В окружении портиков проходили мои дни. Часовня, трапезная, уроки, трапезная, часовня. Таким образом раздробленное время не давало простора мыслям, оно проходило и жило вместо меня. Я входил в часовню вместе с другими, слушал голоса, склонял голову и поднимал ее, повторял молитвы. Я думал об Эльвире, знала ли она об этом? Но я вновь думал и о покое, о том, как в тот день я открыл для себя церковь и, прикрыв глаза, испытывал опасное волнение. Витражи в часовне были темными и убогими, время их повредило и замутнило, дни и ночи шел дождь, во мне тлели холодный ужас и глухая надежда. Когда, сидя в уголке, в трапезной, где шумели ребята, я смирялся и, грея руки о тарелку, радовался тому, что похож на нищего. То, что некоторые ребята были недовольны молитвами, службой, едой, мне было неприятно, наполняло меня суеверной обидой, впрочем, я себя винил и за нее. Но сколько бы я ни молчал, сколько бы ни склонял голову и ни собирался с мыслями, я больше не находил того покоя, что испытал тогда в церкви. Несколько раз я один входил в часовню, в темноте и холоде сосредотачивался и пытался молиться; смешанный запах ладана и камня напоминал мне, что для Бога значение имеет не жизнь, а смерть. Чтобы растрогать Бога, чтобы он был со мной, я рассуждал, словно верующий: нужно отказаться от всего, нужно быть готовым пролить кровь. Я думал о тех мучениках, жития которых изучают на уроках Закона Божьего. Их покой — это загробный покой, все они пролили свою кровь. А я этого не хотел.

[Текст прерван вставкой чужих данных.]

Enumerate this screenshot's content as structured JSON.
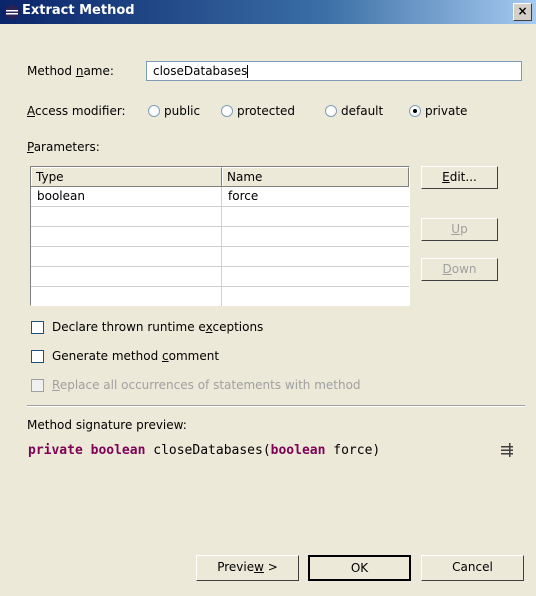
{
  "window": {
    "title": "Extract Method",
    "close_glyph": "×"
  },
  "method_name": {
    "label_pre": "Method ",
    "label_u": "n",
    "label_post": "ame:",
    "value": "closeDatabases"
  },
  "access": {
    "label_u": "A",
    "label_post": "ccess modifier:",
    "options": [
      "public",
      "protected",
      "default",
      "private"
    ],
    "selected": "private"
  },
  "parameters": {
    "label_u": "P",
    "label_post": "arameters:",
    "columns": [
      "Type",
      "Name"
    ],
    "rows": [
      {
        "type": "boolean",
        "name": "force"
      }
    ]
  },
  "buttons": {
    "edit_u": "E",
    "edit_post": "dit...",
    "up_u": "U",
    "up_post": "p",
    "down_u": "D",
    "down_post": "own"
  },
  "checkboxes": {
    "declare_pre": "Declare thrown runtime e",
    "declare_u": "x",
    "declare_post": "ceptions",
    "generate_pre": "Generate method ",
    "generate_u": "c",
    "generate_post": "omment",
    "replace_u": "R",
    "replace_post": "eplace all occurrences of statements with method"
  },
  "signature": {
    "label": "Method signature preview:",
    "kw1": "private",
    "kw2": "boolean",
    "name": "closeDatabases(",
    "kw3": "boolean",
    "param": "force)"
  },
  "footer": {
    "preview_pre": "Previe",
    "preview_u": "w",
    "preview_post": " >",
    "ok": "OK",
    "cancel": "Cancel"
  },
  "colors": {
    "keyword": "#7f0055",
    "titlebar": "#0a246a"
  }
}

По сути я просил о летаргическом сне, о забвении, я хотел быть уверен, что хорошо спрятался. Я просил покоя не для всего мира, а для себя. Я хотел быть хорошим, чтобы спастись. Я отлично понимал, что в один прекрасный день я не выдержу. Конечно, я был не в церкви, а во дворе, с ребятами. Мальчишки вопили и играли в футбол. На ясном небе — в то утро дождь прекратился — я увел розовые, предвещающие ветер облака. Холод, шум, неожиданно очистившееся небо переполнили мое сердце, и я понял, что достаточно неожиданного порыва ветра, хорошего воспоминания, чтобы вновь вернулась надежда. Я понял, что каждый прожитый день был шагом к спасению. Опять устанавливалась хорошая погода, как уже бывало в прошлые годы, и я все еще был на свободе, я был жив. И на этот раз уверенность длилась чуть меньше одного мига, но это было как оттепель, как благодать. Я мог дышать, оглянуться вокруг, подумать о завтрашнем дне. В тот вечер я вновь стал молиться; я не рисковал прервать молитву, но, молясь, уже не с такой тревогой думал о «Фонтанах» и говорил себе, что все — случайность, игра, но именно поэтому я и мог спастись.

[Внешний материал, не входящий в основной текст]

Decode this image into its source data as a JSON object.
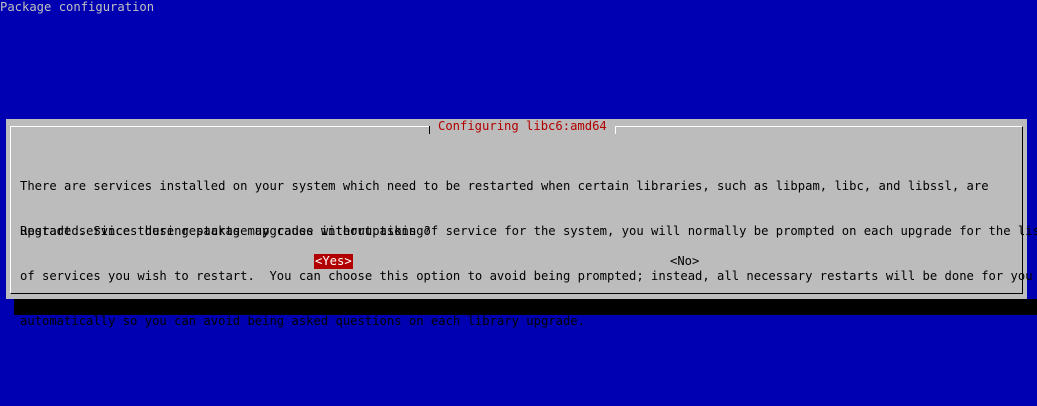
{
  "screen": {
    "backtitle": "Package configuration"
  },
  "dialog": {
    "title": "Configuring libc6:amd64",
    "message_lines": [
      "There are services installed on your system which need to be restarted when certain libraries, such as libpam, libc, and libssl, are",
      "upgraded. Since these restarts may cause interruptions of service for the system, you will normally be prompted on each upgrade for the list",
      "of services you wish to restart.  You can choose this option to avoid being prompted; instead, all necessary restarts will be done for you",
      "automatically so you can avoid being asked questions on each library upgrade."
    ],
    "question": "Restart services during package upgrades without asking?",
    "buttons": {
      "yes": "<Yes>",
      "no": "<No>"
    },
    "selected_button": "yes"
  },
  "colors": {
    "background": "#0000b2",
    "dialog": "#bcbcbc",
    "title": "#b20000",
    "selected_button_bg": "#b20000",
    "selected_button_fg": "#ffffff",
    "shadow": "#000000"
  }
}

Тяжелее всего было на рассвете, когда, лежа в кровати на чердаке, я ожидал ударов колокола. В темноте я прислушивался, не донесутся ли до меня визг тормозов, позвякивание оружия, топот, резкие команды. Именно в этот час обычно врывались в дома и убежища беглецов. В теплой кровати я думал о камерах, о знакомых лицах, о стольких погибших. В тишине я вновь видел прошлое, вспоминал разговоры, закрывал глаза и представлял, что страдаю вместе с другими. Даже подобная смелость заставляла меня вздрогнуть. Потом слышались далекие звуки, щебет птиц, бульканье воды, непонятные шумы. Я думал об огромной равнине в тумане, о застывших лесах, о болотах, о полях. Я видел контрольные посты и патрули. Когда лучи солнца начинали пробиваться сквозь щели в ставнях, я уже давно не спал и волновался.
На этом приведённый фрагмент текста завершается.